Ella volvió a quedarse callada.

—Quizá no —admitió al cabo del rato—, pero soy desconfiada por naturaleza y lo que no puedo ignorar es esa parte del cerebro de Daniel que le permitió entrar en mi despacho y robar el material de mis archivos. Puede que no vuelva a hacerlo, es cierto, pero ¿no hay algo dentro de él que funciona de manera equivocada, algo que siempre que desee alguna cosa ajena a sus posibilidades le diga: «Adelante, ya sabes cómo conseguirlo»?

—Necesitará ayuda —declaré.

—Sí, sí la necesitará. Tiene que volver a aprender que hay reglas y límites, que no todos nuestros deseos son alcanzables y que no hay atajos ni trenes de alta velocidad para llegar hasta donde queremos, que siempre cuesta un gran esfuerzo conseguir las cosas.

—Todos cometemos errores alguna vez.

—Cierto. Por eso necesito saber qué hay en su cabeza antes de tomar cualquier decisión. Quizá también tú deberías sentarte con él y explicarle detalladamente lo mucho que te ha costado tener lo que tienes.

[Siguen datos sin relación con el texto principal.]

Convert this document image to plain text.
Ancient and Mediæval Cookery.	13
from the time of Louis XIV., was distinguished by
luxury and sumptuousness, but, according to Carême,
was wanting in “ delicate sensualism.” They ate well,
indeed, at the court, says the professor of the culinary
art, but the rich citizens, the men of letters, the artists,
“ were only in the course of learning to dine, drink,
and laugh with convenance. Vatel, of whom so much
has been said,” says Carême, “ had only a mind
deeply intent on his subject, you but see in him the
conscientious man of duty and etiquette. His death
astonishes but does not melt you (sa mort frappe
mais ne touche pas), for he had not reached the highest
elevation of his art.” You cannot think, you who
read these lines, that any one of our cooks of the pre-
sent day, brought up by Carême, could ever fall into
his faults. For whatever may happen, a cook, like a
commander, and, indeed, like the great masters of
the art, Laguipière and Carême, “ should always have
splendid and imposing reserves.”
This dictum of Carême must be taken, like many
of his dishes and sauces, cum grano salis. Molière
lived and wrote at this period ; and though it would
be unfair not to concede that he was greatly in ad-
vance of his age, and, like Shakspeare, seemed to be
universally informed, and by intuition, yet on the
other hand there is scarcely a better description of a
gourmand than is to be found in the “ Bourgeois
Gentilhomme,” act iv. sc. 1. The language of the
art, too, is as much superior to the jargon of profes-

Consideré sus palabras. Claro que pensaba hablar con mi hermano, pero no para contarle mi vida sino para explicarle con contundencia lo que pensaba de la inmensa estupidez que había cometido. Aunque tal vez Marta tenía razón. Quizá resultase más efectivo hacer lo que ella decía, pero ¿cómo sentarme con mi hermano para hablar así de esas cosas? No tenía claro que supiese hacerlo.

—Cambiando de tema... —dijo ella, girándose también todo lo posible en su butaca para quedar encarada hacia mí—. ¿Has pensado que sería mejor que estuviésemos a solas con Daniel cuando tenga que repetirle la frase que me enseñaron los yatiris?

—La recuerdas, ¿verdad? —me alarmé.

—¡Pues claro que la recuerdo, no seas tonto! ¿Cómo iba a olvidar algo tan importante? Bueno, ¿qué dices de lo de estar a solas con él? Es que creo que me resultaría muy violento ejercer de bruja de la tribu en presencia de tu familia.

Me eché a reír a carcajadas.

—Tranquila —dije al fin—, mi abuela ya se ha encargado de explicarle a todo el mundo que fui al Amazonas a buscar unas hierbas mágicas. También sabe que tiene que encontrar un momento en que la casa de Daniel esté vacía para que podamos ir tú y yo. Ese asunto ya está resuelto.

—¿Cuántos años tiene tu abuela? —se extrañó—. Debe de ser muy mayor.

—Bueno, ¡ya la conocerás!

Tomamos tierra en Barcelona a las dos del mediodía. La madre de Lola nos estaba esperando en el aeropuerto. Ni Marta ni yo aceptamos su ofrecimiento de llevarnos hasta nuestras casas en su coche. Marc estaba francamente mal y necesitaba acostarse cuanto antes. Nosotros compartiríamos un taxi.

—¿Nos dirás cómo responde Daniel a la frase de los yatiris? —me preguntó Lola en voz baja mientras nos despedíamos.

—Os llamaré en cuanto lo hayamos hecho. Vaya bien o vaya mal.